Burke-White writes that even sanctions are likely to have only “minimal impact,” but may make the ICC even more determined to pursue the investigation. The sanctions can still do damage, however. The executive order imposes sanctions not just on ICC personnel, but on their families. And under section 1(a)(i)(C) of Trump’s order, anyone who provides the ICC investigation with “material support” can be sanctioned. This potentially includes NGOs, human rights lawyers, and academics.
No End to Impunity
The executive order asserts that ICC actions “threaten to infringe upon the sovereignty of the United States” (ignoring the fact that the US tramples on the sovereignty of other nations all the time). Secretary of State Mike Pompeo, who derides the ICC as a “Kangaroo court,” says that the ICC lacks the due process guarantees afforded by the American criminal justice system. These are high-sounding objections to the ICC. But we know what American officials are really thinking. American officials are afraid that they themselves will wind up in the dock.
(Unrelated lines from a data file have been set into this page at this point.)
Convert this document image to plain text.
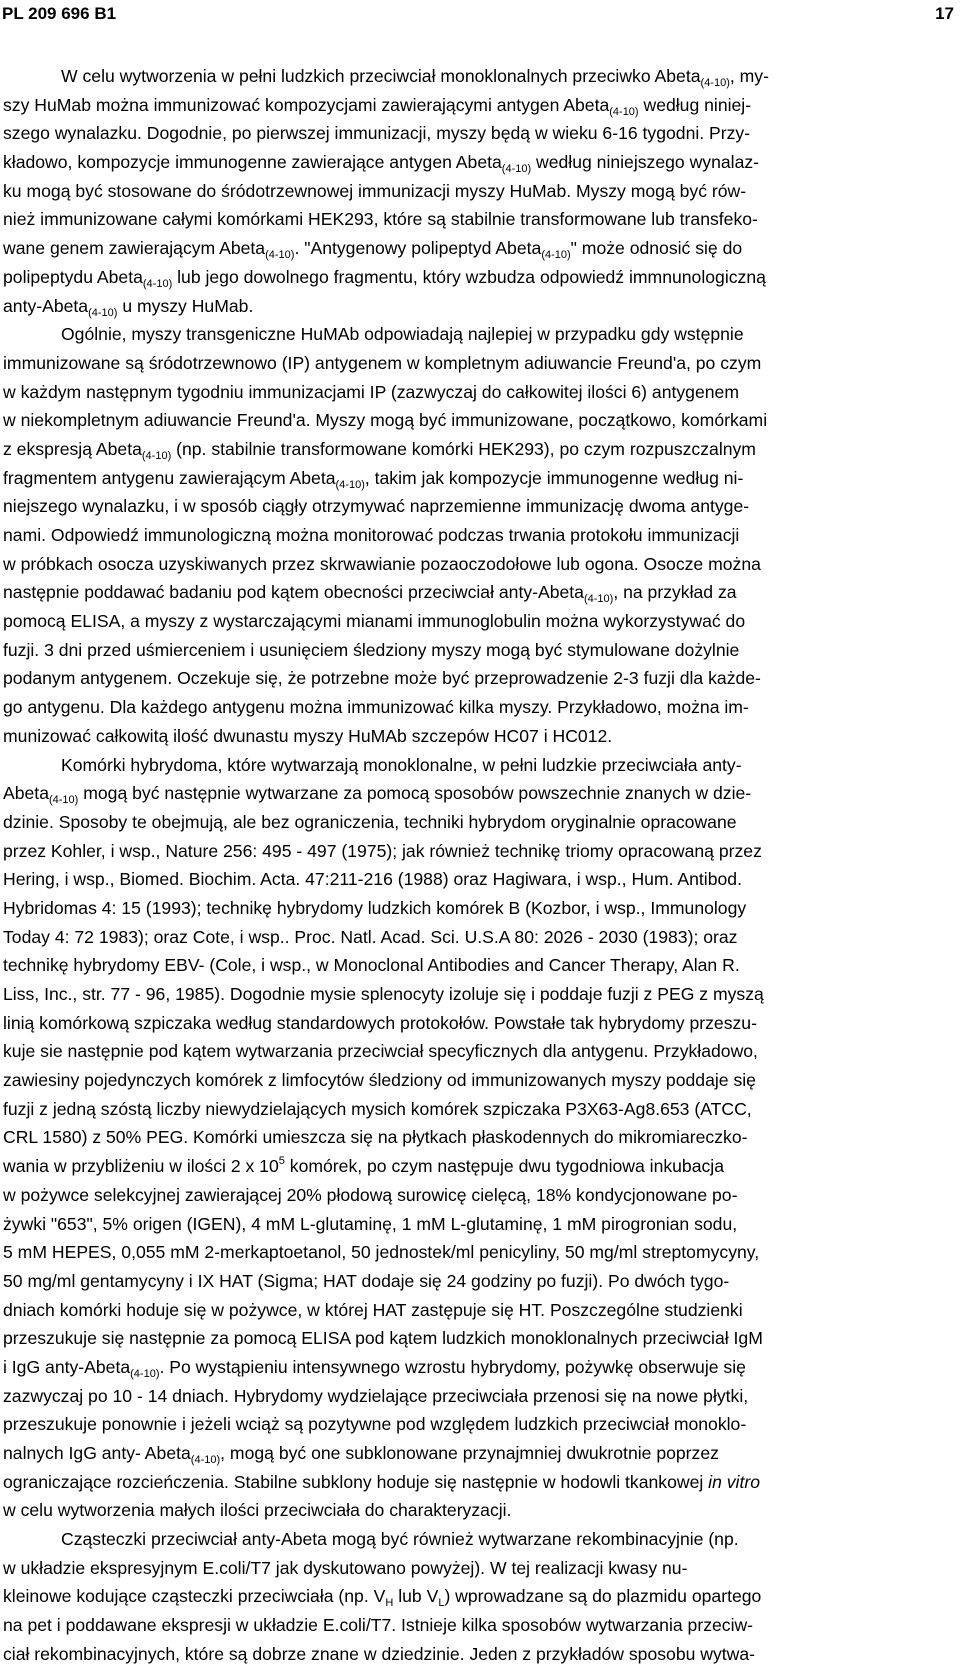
PL 209 696 B1	17
W celu wytworzenia w pełni ludzkich przeciwciał monoklonalnych przeciwko Abeta$_{(4-10)}$, my-
szy HuMab można immunizować kompozycjami zawierającymi antygen Abeta$_{(4-10)}$ według niniej-
szego wynalazku. Dogodnie, po pierwszej immunizacji, myszy będą w wieku 6-16 tygodni. Przy-
kładowo, kompozycje immunogenne zawierające antygen Abeta$_{(4-10)}$ według niniejszego wynalaz-
ku mogą być stosowane do śródotrzewnowej immunizacji myszy HuMab. Myszy mogą być rów-
nież immunizowane całymi komórkami HEK293, które są stabilnie transformowane lub transfeko-
wane genem zawierającym Abeta$_{(4-10)}$. "Antygenowy polipeptyd Abeta$_{(4-10)}$" może odnosić się do
polipeptydu Abeta$_{(4-10)}$ lub jego dowolnego fragmentu, który wzbudza odpowiedź immnunologiczną
anty-Abeta$_{(4-10)}$ u myszy HuMab.
Ogólnie, myszy transgeniczne HuMAb odpowiadają najlepiej w przypadku gdy wstępnie
immunizowane są śródotrzewnowo (IP) antygenem w kompletnym adiuwancie Freund'a, po czym
w każdym następnym tygodniu immunizacjami IP (zazwyczaj do całkowitej ilości 6) antygenem
w niekompletnym adiuwancie Freund'a. Myszy mogą być immunizowane, początkowo, komórkami
z ekspresją Abeta$_{(4-10)}$ (np. stabilnie transformowane komórki HEK293), po czym rozpuszczalnym
fragmentem antygenu zawierającym Abeta$_{(4-10)}$, takim jak kompozycje immunogenne według ni-
niejszego wynalazku, i w sposób ciągły otrzymywać naprzemienne immunizację dwoma antyge-
nami. Odpowiedź immunologiczną można monitorować podczas trwania protokołu immunizacji
w próbkach osocza uzyskiwanych przez skrwawianie pozaoczodołowe lub ogona. Osocze można
następnie poddawać badaniu pod kątem obecności przeciwciał anty-Abeta$_{(4-10)}$, na przykład za
pomocą ELISA, a myszy z wystarczającymi mianami immunoglobulin można wykorzystywać do
fuzji. 3 dni przed uśmierceniem i usunięciem śledziony myszy mogą być stymulowane dożylnie
podanym antygenem. Oczekuje się, że potrzebne może być przeprowadzenie 2-3 fuzji dla każde-
go antygenu. Dla każdego antygenu można immunizować kilka myszy. Przykładowo, można im-
munizować całkowitą ilość dwunastu myszy HuMAb szczepów HC07 i HC012.
Komórki hybrydoma, które wytwarzają monoklonalne, w pełni ludzkie przeciwciała anty-
Abeta$_{(4-10)}$ mogą być następnie wytwarzane za pomocą sposobów powszechnie znanych w dzie-
dzinie. Sposoby te obejmują, ale bez ograniczenia, techniki hybrydom oryginalnie opracowane
przez Kohler, i wsp., Nature 256: 495 - 497 (1975); jak również technikę triomy opracowaną przez
Hering, i wsp., Biomed. Biochim. Acta. 47:211-216 (1988) oraz Hagiwara, i wsp., Hum. Antibod.
Hybridomas 4: 15 (1993); technikę hybrydomy ludzkich komórek B (Kozbor, i wsp., Immunology
Today 4: 72 1983); oraz Cote, i wsp.. Proc. Natl. Acad. Sci. U.S.A 80: 2026 - 2030 (1983); oraz
technikę hybrydomy EBV- (Cole, i wsp., w Monoclonal Antibodies and Cancer Therapy, Alan R.
Liss, Inc., str. 77 - 96, 1985). Dogodnie mysie splenocyty izoluje się i poddaje fuzji z PEG z myszą
linią komórkową szpiczaka według standardowych protokołów. Powstałe tak hybrydomy przeszu-
kuje sie następnie pod kątem wytwarzania przeciwciał specyficznych dla antygenu. Przykładowo,
zawiesiny pojedynczych komórek z limfocytów śledziony od immunizowanych myszy poddaje się
fuzji z jedną szóstą liczby niewydzielających mysich komórek szpiczaka P3X63-Ag8.653 (ATCC,
CRL 1580) z 50% PEG. Komórki umieszcza się na płytkach płaskodennych do mikromiareczko-
wania w przybliżeniu w ilości 2 x $10^5$ komórek, po czym następuje dwu tygodniowa inkubacja
w pożywce selekcyjnej zawierającej 20% płodową surowicę cielęcą, 18% kondycjonowane po-
żywki "653", 5% origen (IGEN), 4 mM L-glutaminę, 1 mM L-glutaminę, 1 mM pirogronian sodu,
5 mM HEPES, 0,055 mM 2-merkaptoetanol, 50 jednostek/ml penicyliny, 50 mg/ml streptomycyny,
50 mg/ml gentamycyny i IX HAT (Sigma; HAT dodaje się 24 godziny po fuzji). Po dwóch tygo-
dniach komórki hoduje się w pożywce, w której HAT zastępuje się HT. Poszczególne studzienki
przeszukuje się następnie za pomocą ELISA pod kątem ludzkich monoklonalnych przeciwciał IgM
i IgG anty-Abeta$_{(4-10)}$. Po wystąpieniu intensywnego wzrostu hybrydomy, pożywkę obserwuje się
zazwyczaj po 10 - 14 dniach. Hybrydomy wydzielające przeciwciała przenosi się na nowe płytki,
przeszukuje ponownie i jeżeli wciąż są pozytywne pod względem ludzkich przeciwciał monoklo-
nalnych IgG anty- Abeta$_{(4-10)}$, mogą być one subklonowane przynajmniej dwukrotnie poprzez
ograniczające rozcieńczenia. Stabilne subklony hoduje się następnie w hodowli tkankowej in vitro
w celu wytworzenia małych ilości przeciwciała do charakteryzacji.
Cząsteczki przeciwciał anty-Abeta mogą być również wytwarzane rekombinacyjnie (np.
w układzie ekspresyjnym E.coli/T7 jak dyskutowano powyżej). W tej realizacji kwasy nu-
kleinowe kodujące cząsteczki przeciwciała (np. $V_H$ lub $V_L$) wprowadzane są do plazmidu opartego
na pet i poddawane ekspresji w układzie E.coli/T7. Istnieje kilka sposobów wytwarzania przeciw-
ciał rekombinacyjnych, które są dobrze znane w dziedzinie. Jeden z przykładów sposobu wytwa-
The can, theoretically. Noam Chomsky has said that “If the Nuremberg laws were applied, then every post-war American president would have been hanged.” And not just presidents. The Just Security website observes that Secretary of State Mike Pompeo could be liable for war crimes and crimes against humanity committed between January 2017 and April 2018 when Pompeo was CIA Director. Just Security cites a 2019 report from Human Rights Watch on war crimes committed during night raids in Afghanistan. Paramilitaries trained, equipped, and supported by the CIA were responsible for assaults, forcible disappearances, summary executions, and extraordinary renditions (what you or I less coyly call “torture”). Sometimes US personnel accompanied the paramilitaries. At other times, US military transported these forces by helicopter or provided air support. These lawless operations took a heavy toll on Afghan civilians.
It’s entertaining to picture Trump or Pompeo (or George W. Bush or Dick Cheney) in orange coveralls, but it’s not likely to happen. The US has ways of applying pressure against the ICC. The US can threaten to bow out of UN peacekeeping operations, a threat President George W. Bush made in 2002. The US can cut off foreign aid.
If all else fails, there’s always force. The American Service-Members’ Protection Act of 2002 empowers the president to use “all means necessary and appropriate” to liberate Americans held by the ICC. That includes military force, earning the law the nickname the “Hague Invasion Act.”
Friends of the US are also guaranteed a “Get Out of Jail Free” card. The June 11 executive order says that the US will resist ICC actions against “countries that are not parties to the Rome Statute or have not otherwise consented to ICC jurisdiction.” Whoever can that mean? The order doesn’t say, but Mike Pompeo has. “We’re also gravely concerned about the threat the court poses to Israel,” Pompeo said on June 11, the same day as Trump’s executive order. “The ICC is already threatening Israel with an investigation of so-called war crimes committed by its forces and personnel in the West Bank and in the Gaza Strip.”
The ICC was established in order to end impunity for war crimes and crimes against humanity. Trump’s executive order proves that that goal is still a long way off.